Un innovatore, certo. Un grande della musica contemporanea mondiale. E, forse, proprio per questo Bob Dylan non doveva vincere il premio Nobel per la Letteratura. Perché qui non è in discussione lo spessore del menestrello di Duluth (Minnesota). Con i dischi incisi negli Anni ‘60 all’inizio della sua carriera, Dylan ha aperto alla musica popolare le porte della grande letteratura, creando la figura mitica del cantautore. E da lì è stata una continua escalation, mai interrotta. Sempre in crescendo, tra sperimentazioni continue e una certezza assoluta: la commistione insanabile tra poesia e musica.
FALLIMENTO – Il problema, tuttavia, è un altro. Lontano dai meriti oggettivi di un grande come Dylan. Non bastava l’enorme punto interrogativo dopo che a vincere il premio Nobel per la Pace era stato il presidente colombiano Juan Manuel Santos, “per il duro lavoro svolto e gli sforzi risoluti nel portare la pace nel suo paese, nonostante l’accordo di pace sia stato bocciato in un referendum meno di una settimana fa” (che è un po’ come dire: ti apprezziamo per l’impegno), ora il valore del Nobel è stato in qualche modo infangato anche nel campo letterario. E non per gli avversari di Bob Dylan – i favoriti della vigilia erano Don DeLillo, Philip Roth, Haruki Murakami, Adonis e lo scrittore keniano Ngugi wa Thiong’o – quanto per la valenza che dovrebbe avere il riconoscimento, specie in un periodo nel quale l’ambito culturale parrebbe essere sprovvisto di nomi altisonanti e fari per le nuove generazioni.

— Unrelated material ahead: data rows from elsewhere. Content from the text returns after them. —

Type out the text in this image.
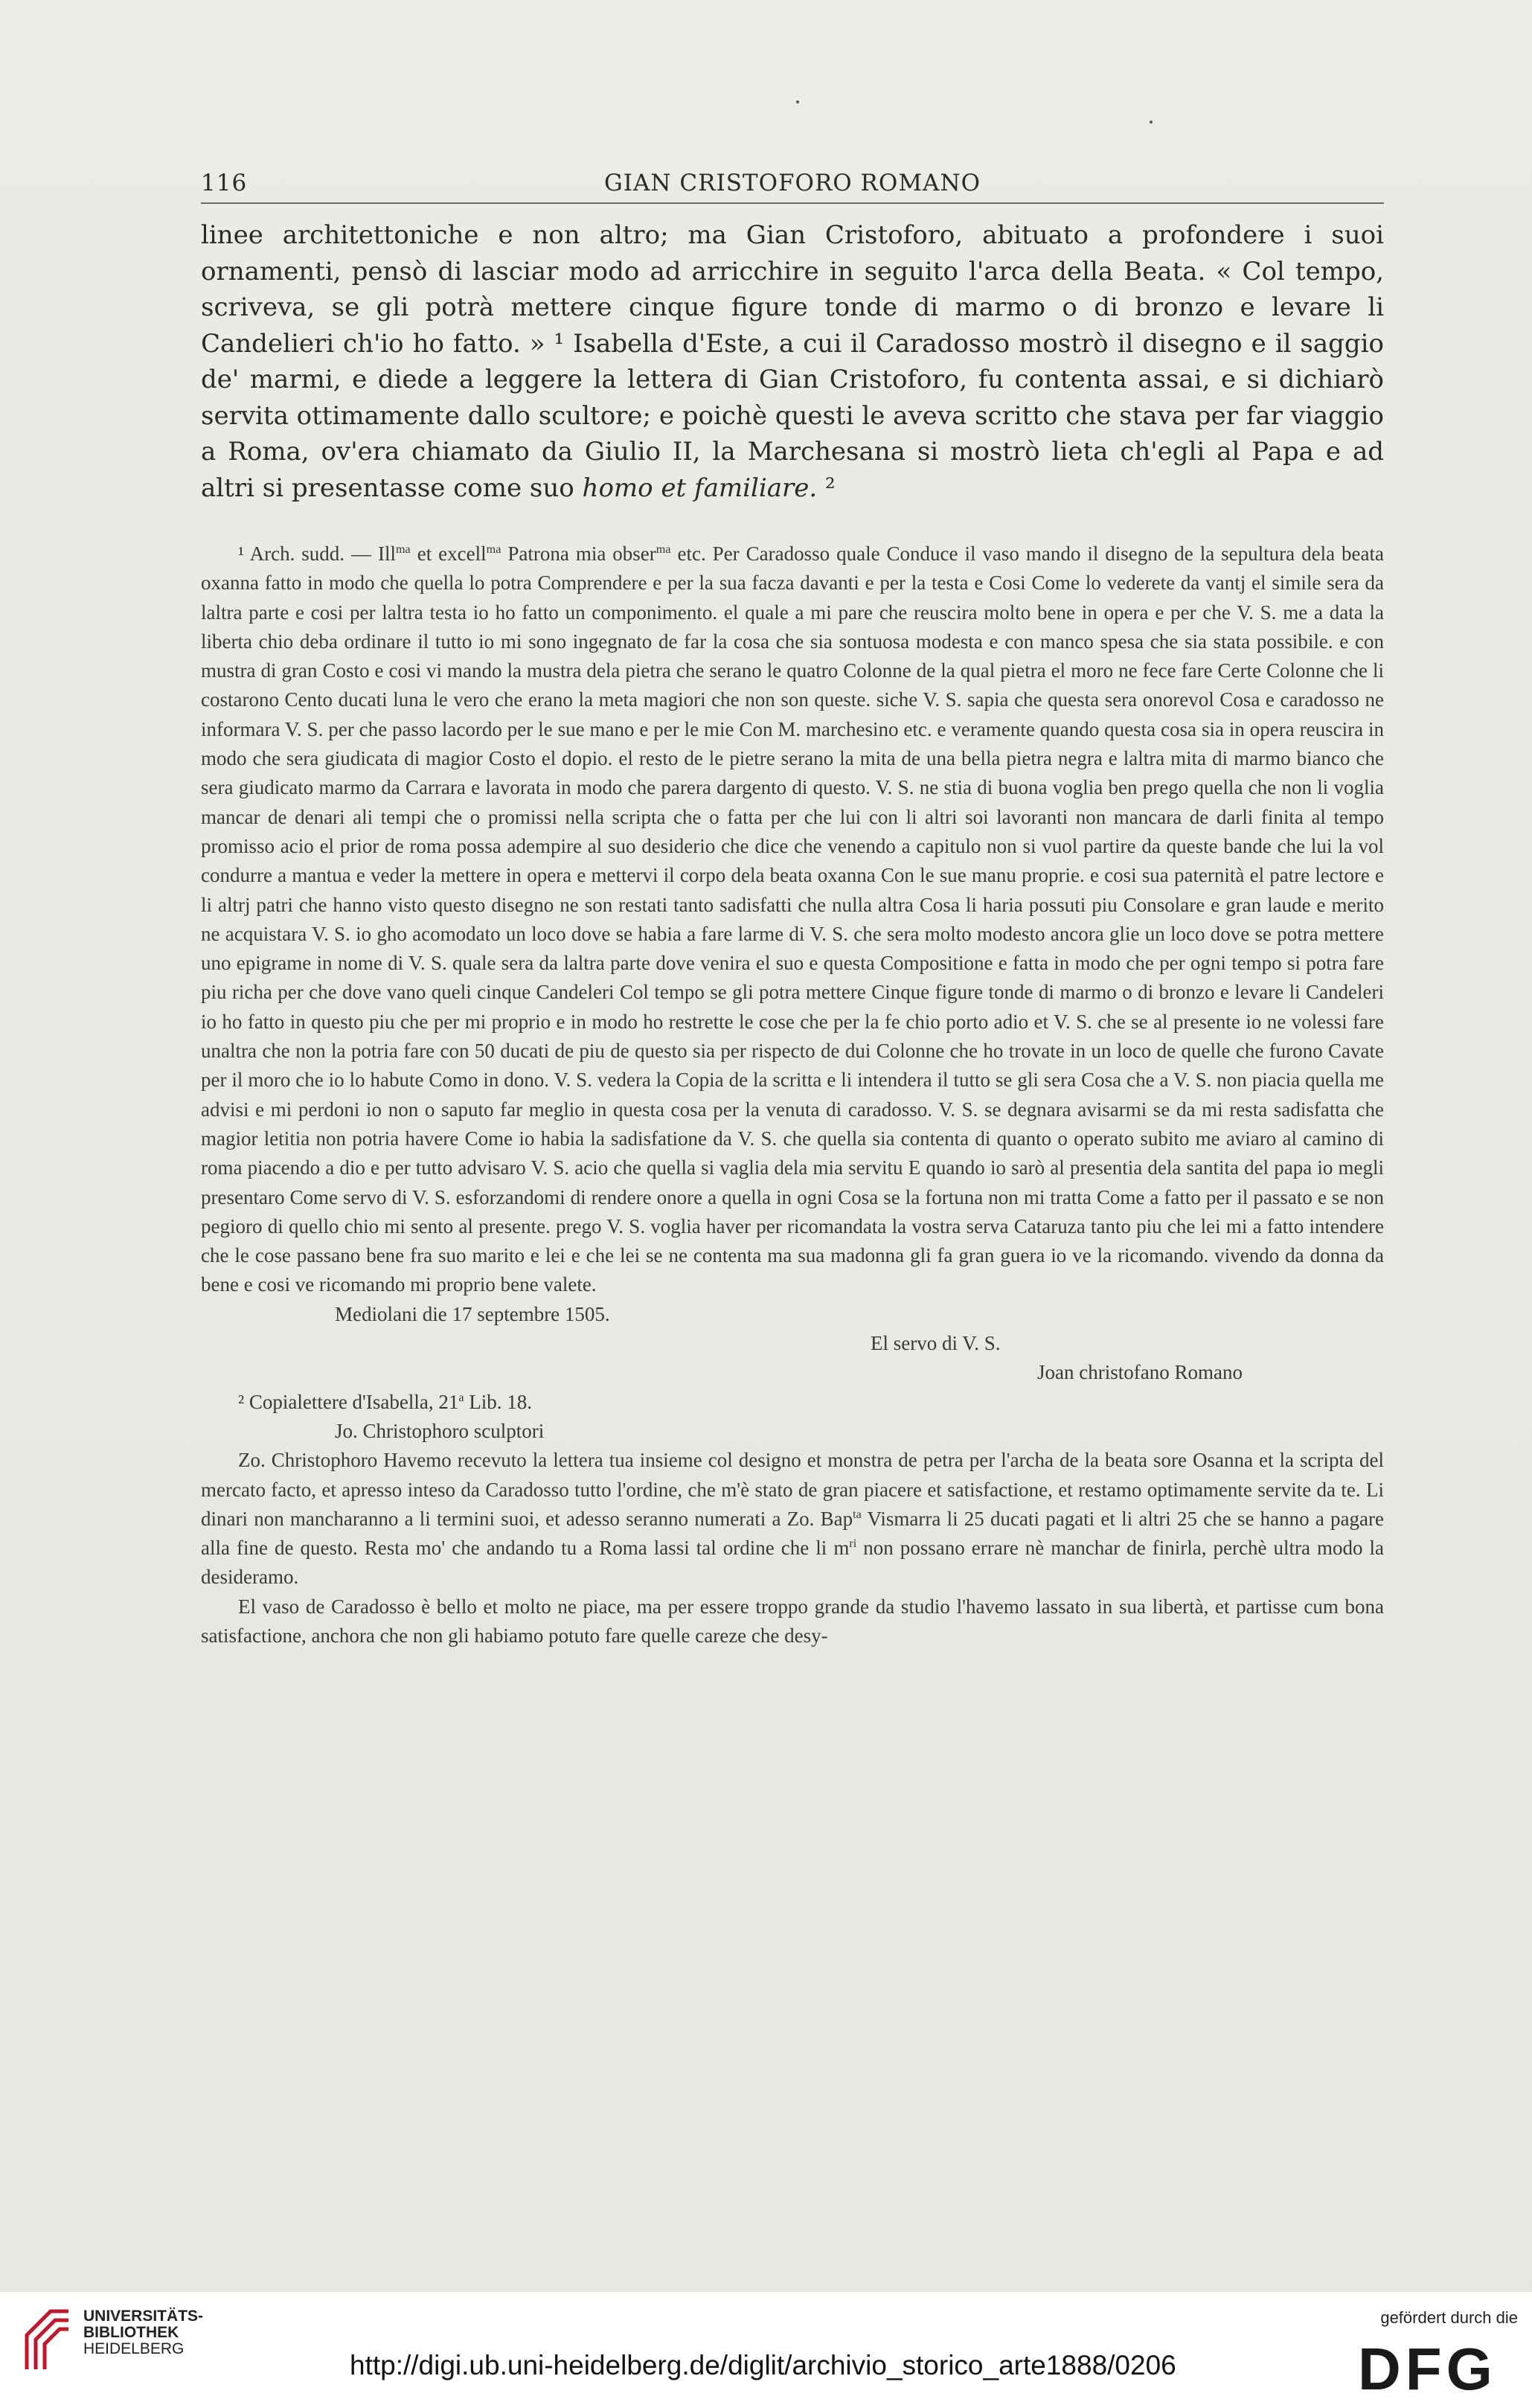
116	GIAN CRISTOFORO ROMANO

linee architettoniche e non altro; ma Gian Cristoforo, abituato a profondere i suoi ornamenti, pensò di lasciar modo ad arricchire in seguito l'arca della Beata. « Col tempo, scriveva, se gli potrà mettere cinque figure tonde di marmo o di bronzo e levare li Candelieri ch'io ho fatto. » ¹ Isabella d'Este, a cui il Caradosso mostrò il disegno e il saggio de' marmi, e diede a leggere la lettera di Gian Cristoforo, fu contenta assai, e si dichiarò servita ottimamente dallo scultore; e poichè questi le aveva scritto che stava per far viaggio a Roma, ov'era chiamato da Giulio II, la Marchesana si mostrò lieta ch'egli al Papa e ad altri si presentasse come suo homo et familiare. ²

¹ Arch. sudd. — Ill$^{ma}$ et excell$^{ma}$ Patrona mia obser$^{ma}$ etc. Per Caradosso quale Conduce il vaso mando il disegno de la sepultura dela beata oxanna fatto in modo che quella lo potra Comprendere e per la sua facza davanti e per la testa e Cosi Come lo vederete da vantj el simile sera da laltra parte e cosi per laltra testa io ho fatto un componimento. el quale a mi pare che reuscira molto bene in opera e per che V. S. me a data la liberta chio deba ordinare il tutto io mi sono ingegnato de far la cosa che sia sontuosa modesta e con manco spesa che sia stata possibile. e con mustra di gran Costo e cosi vi mando la mustra dela pietra che serano le quatro Colonne de la qual pietra el moro ne fece fare Certe Colonne che li costarono Cento ducati luna le vero che erano la meta magiori che non son queste. siche V. S. sapia che questa sera onorevol Cosa e caradosso ne informara V. S. per che passo lacordo per le sue mano e per le mie Con M. marchesino etc. e veramente quando questa cosa sia in opera reuscira in modo che sera giudicata di magior Costo el dopio. el resto de le pietre serano la mita de una bella pietra negra e laltra mita di marmo bianco che sera giudicato marmo da Carrara e lavorata in modo che parera dargento di questo. V. S. ne stia di buona voglia ben prego quella che non li voglia mancar de denari ali tempi che o promissi nella scripta che o fatta per che lui con li altri soi lavoranti non mancara de darli finita al tempo promisso acio el prior de roma possa adempire al suo desiderio che dice che venendo a capitulo non si vuol partire da queste bande che lui la vol condurre a mantua e veder la mettere in opera e mettervi il corpo dela beata oxanna Con le sue manu proprie. e cosi sua paternità el patre lectore e li altrj patri che hanno visto questo disegno ne son restati tanto sadisfatti che nulla altra Cosa li haria possuti piu Consolare e gran laude e merito ne acquistara V. S. io gho acomodato un loco dove se habia a fare larme di V. S. che sera molto modesto ancora glie un loco dove se potra mettere uno epigrame in nome di V. S. quale sera da laltra parte dove venira el suo e questa Compositione e fatta in modo che per ogni tempo si potra fare piu richa per che dove vano queli cinque Candeleri Col tempo se gli potra mettere Cinque figure tonde di marmo o di bronzo e levare li Candeleri io ho fatto in questo piu che per mi proprio e in modo ho restrette le cose che per la fe chio porto adio et V. S. che se al presente io ne volessi fare unaltra che non la potria fare con 50 ducati de piu de questo sia per rispecto de dui Colonne che ho trovate in un loco de quelle che furono Cavate per il moro che io lo habute Como in dono. V. S. vedera la Copia de la scritta e li intendera il tutto se gli sera Cosa che a V. S. non piacia quella me advisi e mi perdoni io non o saputo far meglio in questa cosa per la venuta di caradosso. V. S. se degnara avisarmi se da mi resta sadisfatta che magior letitia non potria havere Come io habia la sadisfatione da V. S. che quella sia contenta di quanto o operato subito me aviaro al camino di roma piacendo a dio e per tutto advisaro V. S. acio che quella si vaglia dela mia servitu E quando io sarò al presentia dela santita del papa io megli presentaro Come servo di V. S. esforzandomi di rendere onore a quella in ogni Cosa se la fortuna non mi tratta Come a fatto per il passato e se non pegioro di quello chio mi sento al presente. prego V. S. voglia haver per ricomandata la vostra serva Cataruza tanto piu che lei mi a fatto intendere che le cose passano bene fra suo marito e lei e che lei se ne contenta ma sua madonna gli fa gran guera io ve la ricomando. vivendo da donna da bene e cosi ve ricomando mi proprio bene valete.

Mediolani die 17 septembre 1505.

El servo di V. S.

Joan christofano Romano

² Copialettere d'Isabella, 21$^a$ Lib. 18.

Jo. Christophoro sculptori

Zo. Christophoro Havemo recevuto la lettera tua insieme col designo et monstra de petra per l'archa de la beata sore Osanna et la scripta del mercato facto, et apresso inteso da Caradosso tutto l'ordine, che m'è stato de gran piacere et satisfactione, et restamo optimamente servite da te. Li dinari non mancharanno a li termini suoi, et adesso seranno numerati a Zo. Bap$^{ta}$ Vismarra li 25 ducati pagati et li altri 25 che se hanno a pagare alla fine de questo. Resta mo' che andando tu a Roma lassi tal ordine che li $m^{ri}$ non possano errare nè manchar de finirla, perchè ultra modo la desideramo.

El vaso de Caradosso è bello et molto ne piace, ma per essere troppo grande da studio l'havemo lassato in sua libertà, et partisse cum bona satisfactione, anchora che non gli habiamo potuto fare quelle careze che desy-

UNIVERSITÄTS-
BIBLIOTHEK
HEIDELBERG
http://digi.ub.uni-heidelberg.de/diglit/archivio_storico_arte1888/0206
gefördert durch die
DFG
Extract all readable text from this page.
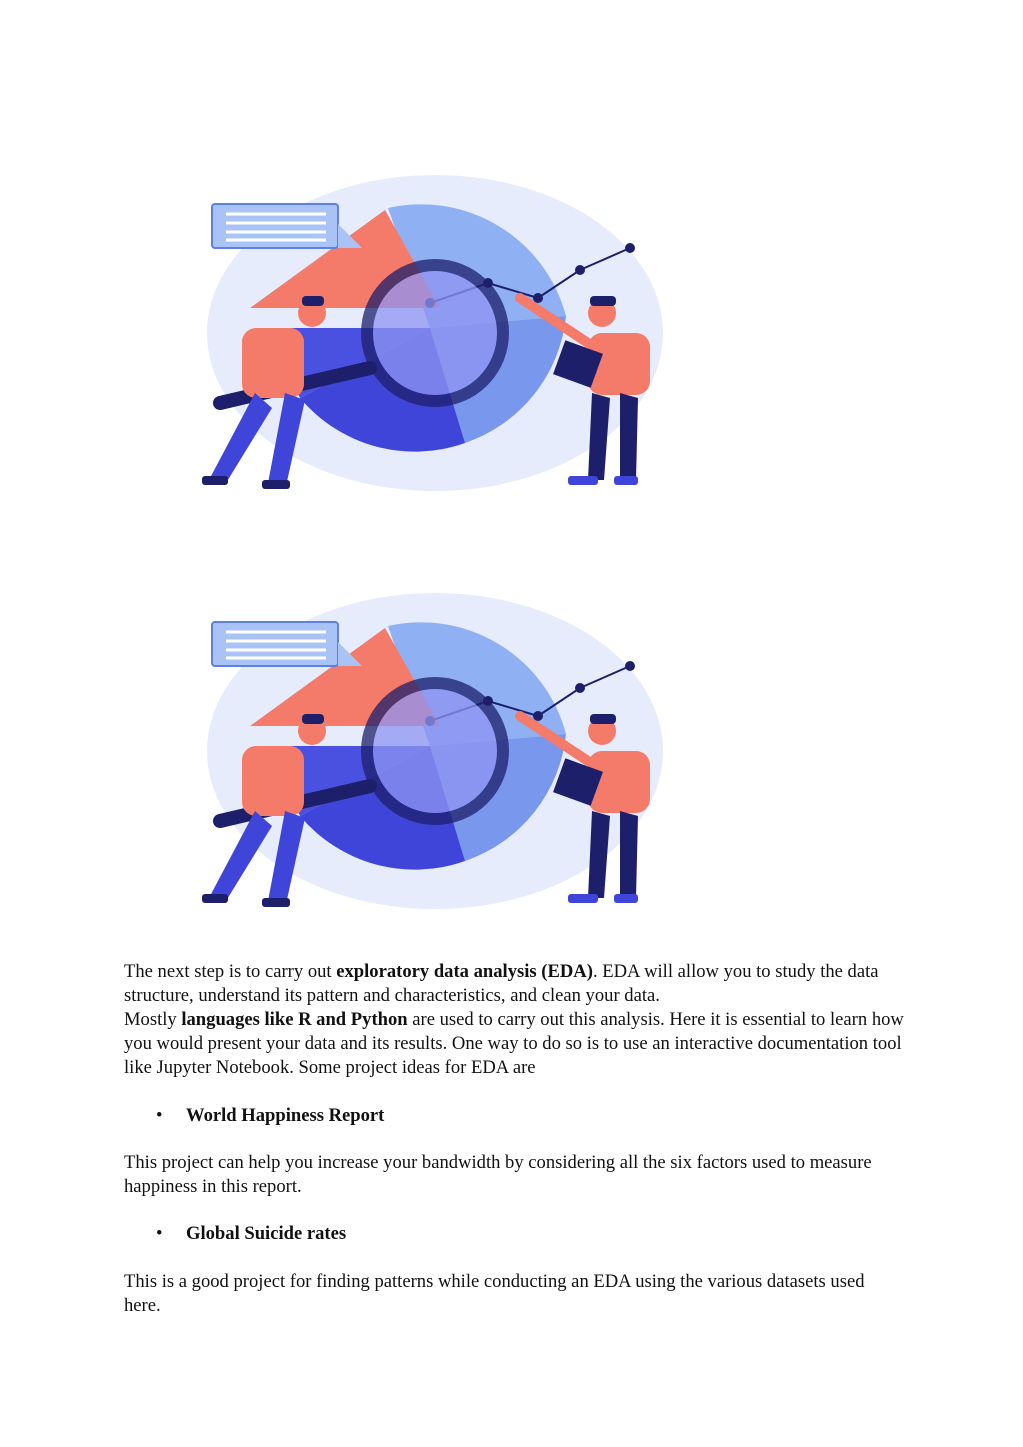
The next step is to carry out exploratory data analysis (EDA). EDA will allow you to study the data structure, understand its pattern and characteristics, and clean your data.
Mostly languages like R and Python are used to carry out this analysis. Here it is essential to learn how you would present your data and its results. One way to do so is to use an interactive documentation tool like Jupyter Notebook. Some project ideas for EDA are

•	World Happiness Report

This project can help you increase your bandwidth by considering all the six factors used to measure happiness in this report.

•	Global Suicide rates

This is a good project for finding patterns while conducting an EDA using the various datasets used here.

Detta in altri termini: far vincere il Nobel a un cantautore, equivale a dire: “mi spiace, signori e signore, nel 2016 non ci sono letterati degni di questo nome cui consegnare il premio di Stoccolma”. Insomma, la vittoria di Dylan sa di resa culturale. A meno che non si voglia essere ancora più maliziosi. Prima Santos per la Pace, ora Dylan per la Letteratura: che l’Accademia svedese stia perdendo autorità, a tal punto da dover sbaragliare le carte per far parlare di sé? Un dubbio. Fondato.
PARAGONI AZZARDATI – A prescindere da come la si veda, il nome di Dylan ha sconvolto tanti. La vittoria che non t’aspetti arriva con giusto un paio di minuti di ritardo dalla rigorosa tabella di marcia dell’Accademia di Svezia per l’annuncio ufficiale. “Per aver creato nuove espressioni poetiche all’interno della grande tradizione della canzone americana”, ha dichiarato Sara Danius, segretario dell’Accademia svedese. Dylan succede a sorpresa a Svetlana Alexievich, la scrittrice russa vincitrice nel 2015 e diventa sostanzialmente il primo cantautore a vincere il premio Nobel. C’è però da dire che il nome di Dylan era stato già avanzato in passato. Venti anni fa, nel 1996, fu indicato all’Accademia Reale Svedese come meritevole del prestigioso riconoscimento dal professore Gordon Ball, docente di letteratura dell’Università della Virginia. A quella prima candidatura se ne aggiunsero altre da studiosi americani di importanti università Usa, ottenendo anche l’appoggio del poeta Allen Ginsberg, il cantore della Beat generation. All’epoca Ball spiegò che Dylan era stato proposto “per l’influenza che le sue canzoni e le sue liriche hanno avuto in tutto il mondo, elevando la musica a forma poetica contemporanea”. Quest’anno, però, era dato dai bookmaker 16/1, anche se a fino a poche settimane fa il premio valeva 50 volte la scommessa. E invece è stato proprio lui a vincere. “Il suo è uno straordinario esempio su come creare eccellenti rime mettendole insieme in ritornelli, oltre al suo geniale modo di pensare”, ha spiegato la Danius rispetto a chi le chiedeva motivazioni più specifiche per il premio dato per la prima volta ad un’autentica popstar. “Se andiamo indietro di migliaia di anni, scopriamo che i testi di Saffo e Omero sembrano essere stati pensati per essere eseguiti. Lo stesso accade per i testi di Dylan. Oltre al fatto che continuiamo a leggere Saffo e Omero”. In tutta sincerità, paragone azzardato. Difficile da sostenere anche per i più incalliti fan di Bob Dylan.